En bref
- La Russie intensifierait ses méthodes de recrutement pour combler ses pertes militaires en Ukraine, avec des raids dans plusieurs villes pour contraindre des hommes à signer des contrats militaires.
- Moscou vise 409'000 nouvelles recrues d'ici 2026, en offrant des primes et incitations, notamment aux étudiants. Des militants rapportent également des descentes dans plusieurs villes russes, où des hommes sont arrêtés dans la rue ou sur leur lieu de travail.
- En octobre 2024, des méthodes similaires ont été signalées en Ukraine, avec des contrôles dans des lieux publics à Kiev pour recruter des hommes non enregistrés.
Après plus de quatre ans de guerre, la Russie aurait de plus en plus de mal à trouver des hommes pour alimenter le front ukrainien. Pour compenser ses lourdes pertes tout en évitant une nouvelle mobilisation générale, politiquement risquée, Moscou durcirait désormais ses méthodes de recrutement. Selon «The Independent», des hommes seraient notamment arrêtés lors de raids menés dans plusieurs villes russes, avant d’être conduits vers des bureaux de recrutement militaire.
Vladimir Poutine chercherait ainsi à combler les pertes considérables subies par son armée depuis le début de l’invasion de l’Ukraine, en février 2022. Le Centre d’études stratégiques et internationales (CSIS) estime à 1,4 million le nombre de soldats russes tués ou blessés depuis le début du conflit, dont environ 450’000 morts. Et, selon les estimations ukrainiennes citées par «The Independent», le rythme du recrutement ne suffirait désormais plus à compenser les pertes.
D’après le «Financial Times», le Kremlin et le ministère russe de la Défense ont fixé des quotas aux responsables locaux afin d’atteindre un objectif de 409’000 nouvelles recrues en 2026. Pour y parvenir, les autorités auraient également recours à des primes versées pour convaincre d’autres personnes de s’engager, ainsi qu’à d’importantes incitations financières, notamment destinées aux étudiants susceptibles de rejoindre les unités de drones. Elles exploiteraient également les dettes ou les problèmes judiciaires de certains hommes pour faire pression sur eux.
«Ils raflent les hommes»
Ces derniers mois, des militants des droits humains dénoncent également des opérations beaucoup plus musclées. Des policiers auraient mené des descentes sur des lieux de travail ou directement dans la rue avant d’emmener des hommes dans des bureaux de recrutement, où certains auraient été contraints de signer un contrat avec l’armée. Les villes de Penza, Kamenka et Kouznetsk seraient notamment concernées.

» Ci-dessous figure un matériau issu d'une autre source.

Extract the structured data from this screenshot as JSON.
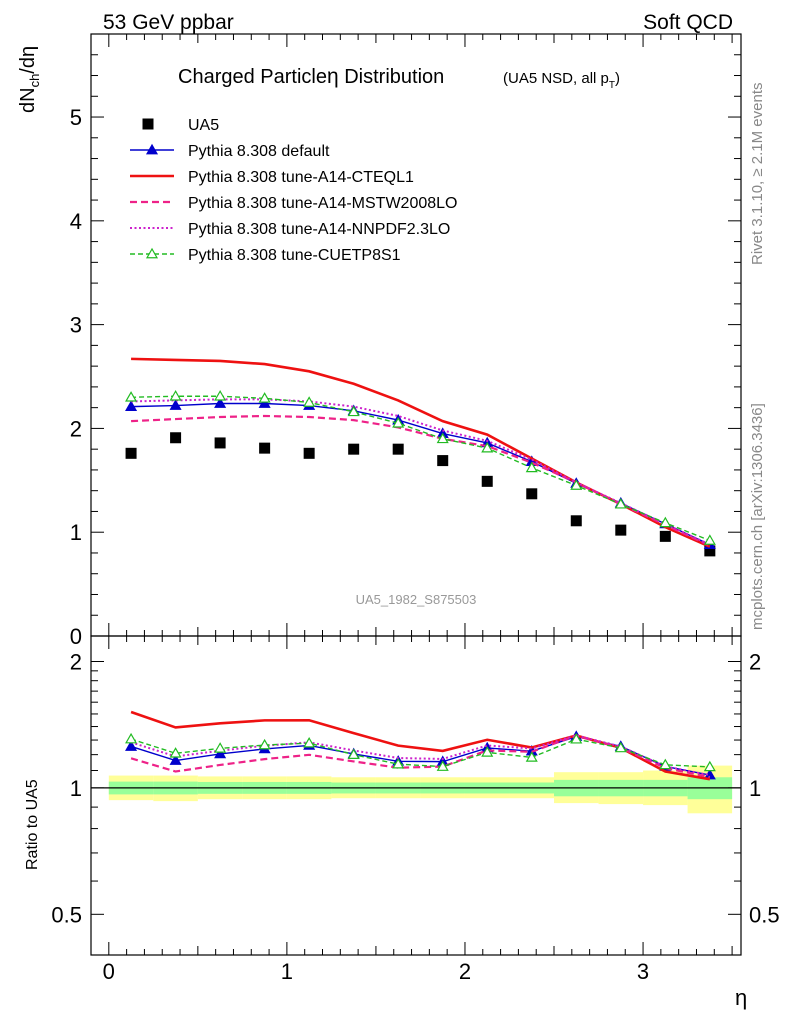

«A Penza, ils arrêtent tout le monde sans distinction, stoppent les voitures et les transports en commun, raflent les hommes et les emmènent pour leur faire signer des contrats. Des descentes ont lieu dans toute la ville», a raconté un habitant à l’organisation de défense des droits humains Idite Lesom, selon «Ukrainska Pravda».
Volodymyr Zelensky affirme de son côté que le Kremlin prépare une importante vague de convocations forcées de réservistes dès cet automne. Selon l’Institute for the Study of War, Moscou préparerait depuis octobre dernier les conditions nécessaires à des rappels partiels et successifs. La Russie a également adopté plusieurs textes permettant d’élargir le nombre de personnes condamnées susceptibles d’être recrutées dans l’armée.
Des méthodes similaires en Ukraine
Le Kremlin dément toutefois qu’une nouvelle mobilisation générale soit à l’ordre du jour. Contrairement aux affirmations ukrainiennes, Moscou assure également ne pas manquer de recrues. La Russie n’est par ailleurs pas la seule à être accusée de recourir à des méthodes de recrutement musclées. Des pratiques similaires ont été signalées en Ukraine.
En octobre 2024, des images auraient notamment montré des agents chargés du recrutement militaire effectuer des contrôles dans des restaurants, des bars et aux abords d’une salle de concert à Kiev, à la recherche d’hommes qui ne s’étaient pas enregistrés pour la conscription. Des agents avaient notamment été aperçus devant le Palais des Sports de la capitale, contrôlant des hommes à la sortie d’un concert du groupe de rock ukrainien Okean Elzy.
Alors que les deux camps cherchent à maintenir leurs effectifs après plus de quatre ans de guerre, la question du recrutement devient toujours plus sensible. En Russie comme en Ukraine, les méthodes employées pour trouver de nouveaux soldats alimentent désormais les critiques.